Машина крутилась по горе, как на территории Дома творчества писателей в Ялте. Все шире распахивалась с каждым поворотом даль Лигурийского моря. Оно было пустынно — ни одного кораблика. Ноябрь — самое несезонное время на Лазурном берегу. Именно поэтому кладбищенский сторож — в черной форме с погончиками, кокардой — нам обрадовался. Ему скучно было сидеть и бездельничать в красивой кладбищенской конторе у ворот.
Шофер извлек из багажника большой букет красных роз. Мы с попутчиком покраснели, как эти розы, и я торопливо увел глаза в сторону, потому что «…и плакали зарницы его любви…» продолжали бушевать во мне.
Возник вопрос — кому букет нести. Дама к Герцену не имела отношения и купила букет на скромные партийные деньги. Руководитель шарахнулся от букета, как коза от паровоза. Шофер сунул букет мне, я закусил губы и сунул его переводчице, прошипев: «Не возьмешь — брошу!» Переводчица вздрогнула от испуга, но прижала розы к груди.
И мы отправились.
Аристократическое, уже закрытое кладбище. Слухи о том, что его собираются сровнять с землей, — ерунда. Кладбище представляет выставку мраморных надгробий — скульптур, барельефов и плит. Каждое надгробие, как на всех аристократических кладбищах, соперничает с соседними. Между могилами не просунешь карандаша.
Наш великий земляк отлит из бронзы в полный рост. Он в сюртуке, руки на груди, голова опущена вниз, и потому большой лоб кажется еще величественнее. Он стоит на кубическом постаменте высотой метра в полтора-два. Плечи и голова позеленели благородной малахитовой зеленью, которой покрывается бронза на всех широтах. Выражение лица угрюмое, спокойное, живое, пожалуй, надменное.
Метрах в пятнадцати к северо-западу растет высокая пальма. Она еще молода и стройна.
У постамента деревянная, простая ваза. В вазе было несколько красных гвоздик, только немного привядших.
Сторож сказал, что кто-то часто приносит сюда цветы.

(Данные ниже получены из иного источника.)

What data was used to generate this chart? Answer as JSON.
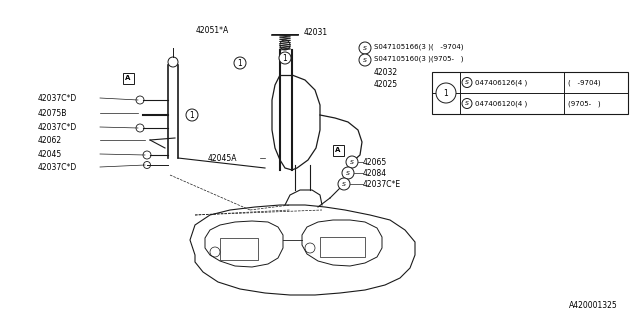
{
  "bg_color": "#ffffff",
  "line_color": "#1a1a1a",
  "figsize": [
    6.4,
    3.2
  ],
  "dpi": 100,
  "part_label_42051A": "42051*A",
  "part_label_42031": "42031",
  "part_label_42032": "42032",
  "part_label_42025": "42025",
  "part_label_42075B": "42075B",
  "part_label_42037CD1": "42037C*D",
  "part_label_42037CD2": "42037C*D",
  "part_label_42062": "42062",
  "part_label_42045A": "42045A",
  "part_label_42045": "42045",
  "part_label_42037CD3": "42037C*D",
  "part_label_42065": "42065",
  "part_label_42084": "42084",
  "part_label_42037CE": "42037C*E",
  "footer_text": "A420001325",
  "top_label1": "S047105166(3 )(   -9704)",
  "top_label2": "S047105160(3 )(9705-   )",
  "table_r1c2": "047406126(4 )",
  "table_r1c3": "(   -9704)",
  "table_r2c2": "047406120(4 )",
  "table_r2c3": "(9705-   )"
}
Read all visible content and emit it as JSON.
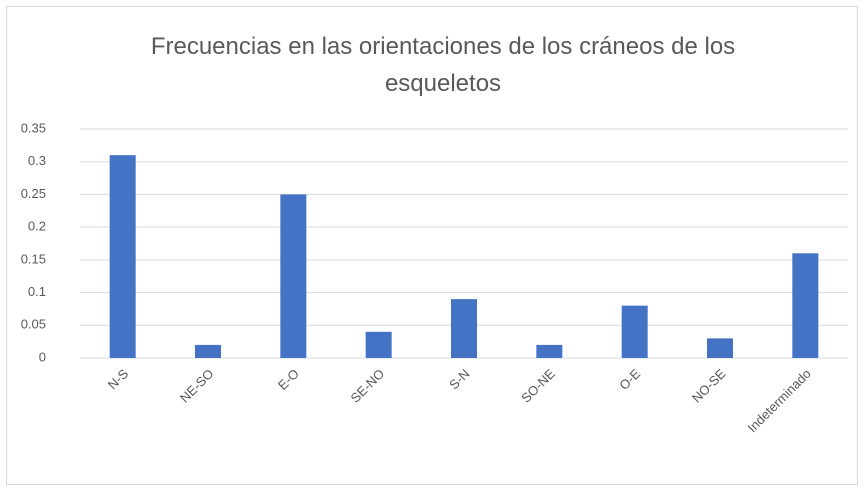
{
  "chart_data": {
    "type": "bar",
    "title": "Frecuencias en las orientaciones de los cráneos de los esqueletos",
    "categories": [
      "N-S",
      "NE-SO",
      "E-O",
      "SE-NO",
      "S-N",
      "SO-NE",
      "O-E",
      "NO-SE",
      "Indeterminado"
    ],
    "values": [
      0.31,
      0.02,
      0.25,
      0.04,
      0.09,
      0.02,
      0.08,
      0.03,
      0.16
    ],
    "color": "#4472c4",
    "ylim": [
      0,
      0.35
    ],
    "yticks": [
      0,
      0.05,
      0.1,
      0.15,
      0.2,
      0.25,
      0.3,
      0.35
    ],
    "grid": true
  }
}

И нервный смех уступил во мне торжественной спокойности.
Особенно поразило: «Москва 1812».
Мальчик Пушкин бежит за войсками, уходящими на Бонапарта.
Сторож сказал, что является потомственным хранителем кладбища и что его дед погребал Герцена. Вероятно, сторож говорит это у всех могил, когда надо заменяя деда отцом или прадедом, но все равно получилось впечатляюще.
Дама поправляла розы в вазе.
Было очень тихо.
Среди беломраморных надгробий фигура Герцена казалась особенно тяжелой, темной и массивной.
Только кипарисы были еще так темны, и неподвижны, и тяжелы. Кипарисы росли за каменной стеной. А за кипарисами виднелось море.
Мы помолчали.
Потом сторож рассказал, что немцы шарили в период оккупации по кладбищам, снимали на переплавку бронзовые памятники.
Французы скрыли Герцена от немцев. Вообще, бронзовые памятники здесь только у русских…
Когда мы уезжали, то хотели дать сторожу денег — он долго водил нас по уступам и аллеям пантеона. Сторож отказался от денег. Тогда я дал ему памятный рубль «XX лет Победы».
Он схватил рубль и побежал хвастаться им перед коллегами. Он был рад.
Если у причала Соловецких островов висит ржавый плакат: «За отпуск собак в лес — штраф», то у дверей Океанографического музея в Монако существует элегантное объявление: «Собак в музей не пропускают!»
Смешно еще было, что переводчица обмолвилась от усталости, сказала: «не принимают».
Но все-таки в Монако собакам живется спокойнее, чем в Ленинграде, например. Длинные потеки от тех мест, где собаки делают свои маленькие делишки, пересекают узкие улицы гористого Монте-Карло. И дворники относятся к этому без всякой ненависти, а полицейские, если они там есть, и ухом не ведут…
Капитан Кусто написал о рыбе групере по кличке Улисс: «Эта рыба стоит того, чтобы ради встречи с ней объехать всю вселенную».
И здесь капитан сомкнул ряды с лесным человеком Генри Торо.
Крестьянские ребятишки любили свою буренку тысячи лет, хотя в конце концов и съедали ее.
Мы тысячи лет ели коров, лошадей, овец.
Но даже у самого хорошего профессионала на бойне сохраняется любовь к животным.
Рыбы всегда жили в чужом нам мире, мы не встречались с ними, мы не слышали, как они там мычали или блеяли в разговорах друг с другом, мы не почесывали маленьких рыб, как почесывали за ухом теленка. И потому в нас не могла возникнуть любовь к ним — холодным и скользким. И потому сегодня мы косим рыбьи косяки тралами, как косим тростник, то есть не испытываем при этом никаких жалостных эмоций.